Off-Road Adventures Articles & Reviews

 

Throw Me A Line

Off-Road Adventures Not all ropes are created equal. Neither are chains and straps, for that matter. What’s important for off-roaders is the technical aspect of “tensile cohesion.” Basically, that means a recovery line needs to have some give, so it stretches and contracts to help your vehicle get smoothly unstuck from the goo (or snow, or rocks or whatever). If it doesn’t have that bungee-like quality, the pulling action is too abrupt, and you’ll end up spinning your wheels, literally.

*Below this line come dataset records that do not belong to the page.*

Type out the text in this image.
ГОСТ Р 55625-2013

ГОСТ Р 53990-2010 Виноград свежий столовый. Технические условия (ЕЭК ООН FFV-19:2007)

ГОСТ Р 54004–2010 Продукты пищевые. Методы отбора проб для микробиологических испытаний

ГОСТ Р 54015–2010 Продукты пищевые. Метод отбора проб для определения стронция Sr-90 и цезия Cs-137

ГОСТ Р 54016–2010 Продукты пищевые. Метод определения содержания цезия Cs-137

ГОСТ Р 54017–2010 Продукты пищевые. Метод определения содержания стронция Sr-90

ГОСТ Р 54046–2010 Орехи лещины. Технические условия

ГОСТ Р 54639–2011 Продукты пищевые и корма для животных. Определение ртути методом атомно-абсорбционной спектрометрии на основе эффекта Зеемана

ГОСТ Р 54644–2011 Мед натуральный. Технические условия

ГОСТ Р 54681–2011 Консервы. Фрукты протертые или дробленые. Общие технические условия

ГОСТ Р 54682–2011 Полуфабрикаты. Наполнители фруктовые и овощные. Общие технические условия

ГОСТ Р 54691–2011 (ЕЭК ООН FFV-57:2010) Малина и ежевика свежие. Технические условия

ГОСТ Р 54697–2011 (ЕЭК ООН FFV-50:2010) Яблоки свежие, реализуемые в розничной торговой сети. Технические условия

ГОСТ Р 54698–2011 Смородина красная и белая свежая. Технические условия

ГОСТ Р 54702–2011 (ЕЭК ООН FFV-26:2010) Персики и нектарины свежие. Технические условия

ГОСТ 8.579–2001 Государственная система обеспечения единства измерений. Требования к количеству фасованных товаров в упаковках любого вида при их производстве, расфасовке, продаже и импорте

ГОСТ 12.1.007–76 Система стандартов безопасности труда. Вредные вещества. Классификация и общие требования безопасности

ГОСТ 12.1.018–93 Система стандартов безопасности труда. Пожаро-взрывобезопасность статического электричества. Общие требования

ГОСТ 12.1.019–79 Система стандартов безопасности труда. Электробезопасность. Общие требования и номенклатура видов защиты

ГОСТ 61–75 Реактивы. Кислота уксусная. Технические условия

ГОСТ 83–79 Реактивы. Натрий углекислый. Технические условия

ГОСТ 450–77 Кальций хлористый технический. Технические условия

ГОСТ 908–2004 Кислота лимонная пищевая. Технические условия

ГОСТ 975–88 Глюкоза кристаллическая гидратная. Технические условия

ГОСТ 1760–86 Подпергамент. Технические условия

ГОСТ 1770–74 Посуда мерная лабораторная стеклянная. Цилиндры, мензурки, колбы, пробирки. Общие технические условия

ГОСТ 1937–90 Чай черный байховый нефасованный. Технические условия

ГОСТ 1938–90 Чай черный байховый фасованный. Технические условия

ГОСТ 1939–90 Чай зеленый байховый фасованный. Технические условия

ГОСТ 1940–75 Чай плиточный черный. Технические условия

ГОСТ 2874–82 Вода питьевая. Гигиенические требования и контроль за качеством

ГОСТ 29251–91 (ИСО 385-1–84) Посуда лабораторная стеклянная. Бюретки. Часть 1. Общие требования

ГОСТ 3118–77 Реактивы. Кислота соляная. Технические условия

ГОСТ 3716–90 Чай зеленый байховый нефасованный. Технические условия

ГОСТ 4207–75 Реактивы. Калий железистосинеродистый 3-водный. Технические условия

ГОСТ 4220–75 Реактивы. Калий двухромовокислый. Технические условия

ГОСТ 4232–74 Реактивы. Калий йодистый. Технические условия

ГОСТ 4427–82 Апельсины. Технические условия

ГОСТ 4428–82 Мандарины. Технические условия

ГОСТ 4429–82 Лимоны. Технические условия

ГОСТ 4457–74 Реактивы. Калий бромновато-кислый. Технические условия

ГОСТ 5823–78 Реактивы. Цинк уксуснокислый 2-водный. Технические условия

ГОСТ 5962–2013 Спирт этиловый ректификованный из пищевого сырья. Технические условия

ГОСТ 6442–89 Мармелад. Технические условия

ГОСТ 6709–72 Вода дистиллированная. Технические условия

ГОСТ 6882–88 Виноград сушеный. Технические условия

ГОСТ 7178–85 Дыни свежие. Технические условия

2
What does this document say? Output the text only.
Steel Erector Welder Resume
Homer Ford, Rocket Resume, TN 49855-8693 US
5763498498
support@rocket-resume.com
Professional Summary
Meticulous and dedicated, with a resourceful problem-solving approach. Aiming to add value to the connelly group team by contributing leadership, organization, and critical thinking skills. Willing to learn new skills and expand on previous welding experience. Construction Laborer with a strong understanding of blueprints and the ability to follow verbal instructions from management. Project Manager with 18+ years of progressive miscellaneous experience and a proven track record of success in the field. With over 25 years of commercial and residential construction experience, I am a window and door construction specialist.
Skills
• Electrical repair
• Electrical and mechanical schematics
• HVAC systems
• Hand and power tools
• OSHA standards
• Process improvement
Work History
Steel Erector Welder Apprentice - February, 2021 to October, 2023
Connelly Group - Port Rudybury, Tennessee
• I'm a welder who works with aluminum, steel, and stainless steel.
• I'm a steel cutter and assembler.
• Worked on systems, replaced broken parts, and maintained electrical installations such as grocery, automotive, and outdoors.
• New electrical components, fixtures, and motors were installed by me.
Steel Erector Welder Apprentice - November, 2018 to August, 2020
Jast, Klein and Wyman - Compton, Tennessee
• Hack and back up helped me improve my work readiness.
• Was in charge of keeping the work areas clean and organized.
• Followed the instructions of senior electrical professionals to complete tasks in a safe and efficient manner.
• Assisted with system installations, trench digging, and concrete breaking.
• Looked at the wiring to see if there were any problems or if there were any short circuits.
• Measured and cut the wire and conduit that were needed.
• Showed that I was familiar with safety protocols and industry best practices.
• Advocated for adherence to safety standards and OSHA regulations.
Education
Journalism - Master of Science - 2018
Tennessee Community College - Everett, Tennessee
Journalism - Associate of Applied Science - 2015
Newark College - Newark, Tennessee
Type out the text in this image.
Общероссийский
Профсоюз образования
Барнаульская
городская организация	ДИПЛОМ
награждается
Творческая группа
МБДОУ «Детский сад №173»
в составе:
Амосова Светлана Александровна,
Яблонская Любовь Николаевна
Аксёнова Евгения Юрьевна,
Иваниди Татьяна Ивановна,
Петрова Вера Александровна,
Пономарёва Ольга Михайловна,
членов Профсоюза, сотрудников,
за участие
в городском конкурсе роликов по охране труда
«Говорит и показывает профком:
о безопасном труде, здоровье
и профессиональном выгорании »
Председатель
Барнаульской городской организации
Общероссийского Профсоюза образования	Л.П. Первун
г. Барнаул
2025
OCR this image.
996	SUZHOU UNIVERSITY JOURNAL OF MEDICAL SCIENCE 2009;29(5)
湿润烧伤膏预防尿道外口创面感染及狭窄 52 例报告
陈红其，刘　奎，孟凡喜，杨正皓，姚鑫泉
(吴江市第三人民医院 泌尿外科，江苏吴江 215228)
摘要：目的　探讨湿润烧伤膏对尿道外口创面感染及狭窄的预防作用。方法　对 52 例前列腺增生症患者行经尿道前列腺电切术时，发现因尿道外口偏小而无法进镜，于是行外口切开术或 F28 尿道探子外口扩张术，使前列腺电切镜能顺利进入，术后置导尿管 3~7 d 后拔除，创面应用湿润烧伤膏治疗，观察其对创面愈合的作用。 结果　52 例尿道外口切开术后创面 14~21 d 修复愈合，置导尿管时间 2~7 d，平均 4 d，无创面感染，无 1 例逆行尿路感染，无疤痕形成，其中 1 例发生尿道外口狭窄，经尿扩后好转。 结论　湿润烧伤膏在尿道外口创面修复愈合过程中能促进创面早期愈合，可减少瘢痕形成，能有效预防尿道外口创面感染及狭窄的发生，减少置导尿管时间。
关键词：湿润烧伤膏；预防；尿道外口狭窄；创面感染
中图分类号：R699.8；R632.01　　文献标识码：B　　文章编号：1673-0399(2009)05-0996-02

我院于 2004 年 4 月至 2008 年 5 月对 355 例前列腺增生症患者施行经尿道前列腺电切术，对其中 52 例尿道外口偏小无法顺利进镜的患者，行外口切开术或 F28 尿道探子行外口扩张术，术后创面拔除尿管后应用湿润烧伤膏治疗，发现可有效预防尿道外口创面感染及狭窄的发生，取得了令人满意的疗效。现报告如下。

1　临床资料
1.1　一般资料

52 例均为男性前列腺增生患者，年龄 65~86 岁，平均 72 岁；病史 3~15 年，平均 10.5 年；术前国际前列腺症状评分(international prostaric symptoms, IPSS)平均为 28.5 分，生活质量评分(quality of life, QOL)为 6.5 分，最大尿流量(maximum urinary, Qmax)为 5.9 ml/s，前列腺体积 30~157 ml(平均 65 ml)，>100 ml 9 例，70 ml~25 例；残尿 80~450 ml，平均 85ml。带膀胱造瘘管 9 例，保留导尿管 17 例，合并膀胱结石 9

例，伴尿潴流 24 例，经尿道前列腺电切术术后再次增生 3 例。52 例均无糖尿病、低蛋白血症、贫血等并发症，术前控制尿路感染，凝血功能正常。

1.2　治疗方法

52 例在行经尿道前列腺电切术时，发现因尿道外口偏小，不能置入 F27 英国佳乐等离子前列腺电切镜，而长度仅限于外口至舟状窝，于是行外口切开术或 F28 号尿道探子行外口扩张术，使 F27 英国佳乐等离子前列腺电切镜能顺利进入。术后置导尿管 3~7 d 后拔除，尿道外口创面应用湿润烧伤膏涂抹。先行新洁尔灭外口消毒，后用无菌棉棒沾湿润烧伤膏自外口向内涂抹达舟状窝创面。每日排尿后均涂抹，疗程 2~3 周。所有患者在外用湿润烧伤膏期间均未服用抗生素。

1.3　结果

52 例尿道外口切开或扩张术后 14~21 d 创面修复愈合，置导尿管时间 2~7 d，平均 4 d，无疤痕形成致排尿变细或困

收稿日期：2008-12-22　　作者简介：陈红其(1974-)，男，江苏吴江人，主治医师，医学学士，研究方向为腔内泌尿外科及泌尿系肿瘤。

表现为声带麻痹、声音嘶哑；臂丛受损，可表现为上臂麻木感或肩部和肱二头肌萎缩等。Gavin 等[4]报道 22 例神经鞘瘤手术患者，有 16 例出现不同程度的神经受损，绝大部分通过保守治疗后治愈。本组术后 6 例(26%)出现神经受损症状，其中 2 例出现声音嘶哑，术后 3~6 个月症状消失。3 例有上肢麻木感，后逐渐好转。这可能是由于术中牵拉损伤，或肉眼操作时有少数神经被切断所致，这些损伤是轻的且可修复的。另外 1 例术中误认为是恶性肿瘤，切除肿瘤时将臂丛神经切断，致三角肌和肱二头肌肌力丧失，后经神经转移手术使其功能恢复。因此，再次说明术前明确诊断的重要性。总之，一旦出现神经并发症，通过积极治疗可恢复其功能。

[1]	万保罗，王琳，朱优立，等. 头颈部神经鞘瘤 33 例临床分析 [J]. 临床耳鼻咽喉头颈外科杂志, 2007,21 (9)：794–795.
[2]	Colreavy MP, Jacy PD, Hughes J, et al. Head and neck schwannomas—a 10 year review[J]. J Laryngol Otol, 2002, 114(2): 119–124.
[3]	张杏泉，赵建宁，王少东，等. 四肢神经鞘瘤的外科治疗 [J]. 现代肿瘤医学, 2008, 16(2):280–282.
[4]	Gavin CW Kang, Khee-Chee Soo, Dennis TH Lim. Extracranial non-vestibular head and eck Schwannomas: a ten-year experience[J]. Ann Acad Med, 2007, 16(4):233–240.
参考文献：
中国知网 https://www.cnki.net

Hey, Bubba, Got Any of that Bubba Rope?

The advantages of an expanding and contracting Bubba Rope certainly aren’t limited to off-road excursions, though. It’s also mandatory for safely carrying things by crane or airlift. In fact, Bubba Rope’s parent company, Certified Slings, specializes in this sort of construction-quality product. Owned by the Worswick family for more than three decades, Certified Slings supplies essential “below the hook” items for a wide range of operations, everything from hauling highway overpasses to pulling cables for Disney rides to picking up pallets by military copters.

The latter application is how the company’s Bubba Rope division actually got its start. After the Iraq war, Doug Warswick had several thousand feet of military-spec nylon rope sitting in a warehouse, and asked his marketing guy Jim Flowers to help figure out a new application.

Tree HuggerAfter seeing how well this material worked pulling equipment out of a muddy construction site in Florida, and doing a bit of research in vehicle-recovery market, they realized this government-surplus rope could fill a new type of need.

How did the funny name come about? Given the importance of safety and quality in hauling and construction, Certified Slings takes its products and customers very seriously, but Flowers admits that, “We don’t take ourselves seriously.” Hence the informal Bubba Rope name, since it has a friendly, down-home image.

This good ol’ boy attitude also comes through in the company’s instruction manual and website, so much so that it won SEMA’s 2011 award for “Best Packaging.”